Once the convolutional neural network was formed, the researchers took the next big step: training the system to see the physical properties of a healthy cervix, a cervix with worrisome cellular changes, or a cervix with pre-cancer. That’s where the thousands of cervical images from the Costa Rican screening trial literally entered the picture.
When all these layers of processing ability were formed, the researchers had created the “automated visual evaluation” algorithm. It went on to identify with remarkable accuracy the images associated with the Costa Rican study’s 241 known precancers and 38 known cancers. The algorithm’s few minor hiccups came mainly from suboptimal images with faded colors or slightly blurred focus.
These minor glitches have the researchers now working hard to optimize the process, including determining how health workers can capture good quality photos of the cervix with a smartphone during a routine pelvic exam and how to outfit smartphones with the necessary software to analyze cervical photos quickly in real-world settings. The goal is to enable health workers to use a smartphone or similar device to provide women with cervical screening and treatment during a single visit.
In fact, the researchers are already field testing their AI-inspired approach on smartphones in the United States and abroad. If all goes well, this low-cost, mobile approach could provide a valuable new tool to help reduce the burden of cervical cancer among underserved populations.
The day that cervical cancer no longer steals the lives of hundreds of thousands of women a year worldwide will be a joyful moment for cancer researchers, as well as a major victory for women’s health.
 An observational study of Deep Learning and automated evaluation of cervical images for cancer screening.
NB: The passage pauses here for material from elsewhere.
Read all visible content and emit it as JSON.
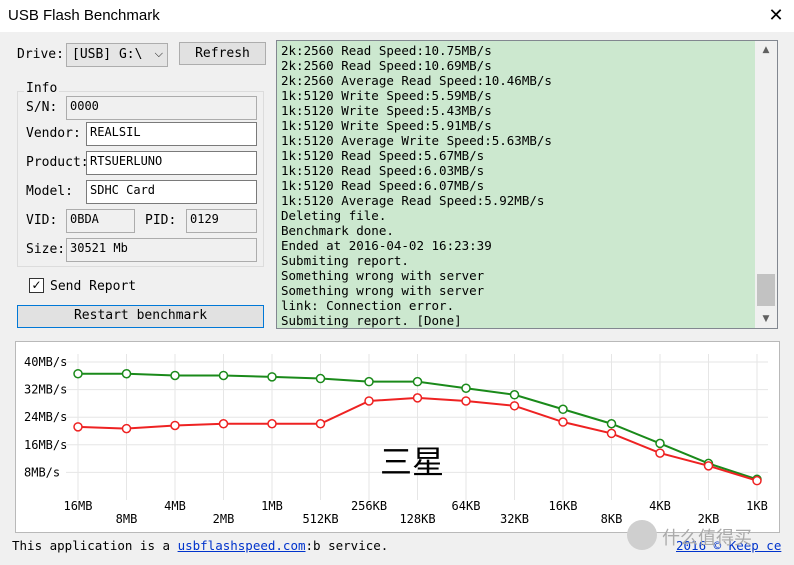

Hu L, Bell D, Antani S, Xue Z, Yu K, Horning MP, Gachuhi N, Wilson B, Jaiswal MS, Befano B, Long LR, Herrero R, Einstein MH, Burk RD, Demarco M, Gage JC, Rodriguez AC, Wentzensen N, Schiffman M. J Natl Cancer Inst. 2019 Jan 10. [Epub ahead of print]
 “Study: Death Rate from Cervical Cancer Higher Than Thought,” American Cancer Society, Jan. 25, 2017.
 “World Cancer Day,” World Health Organization, Feb. 2, 2017.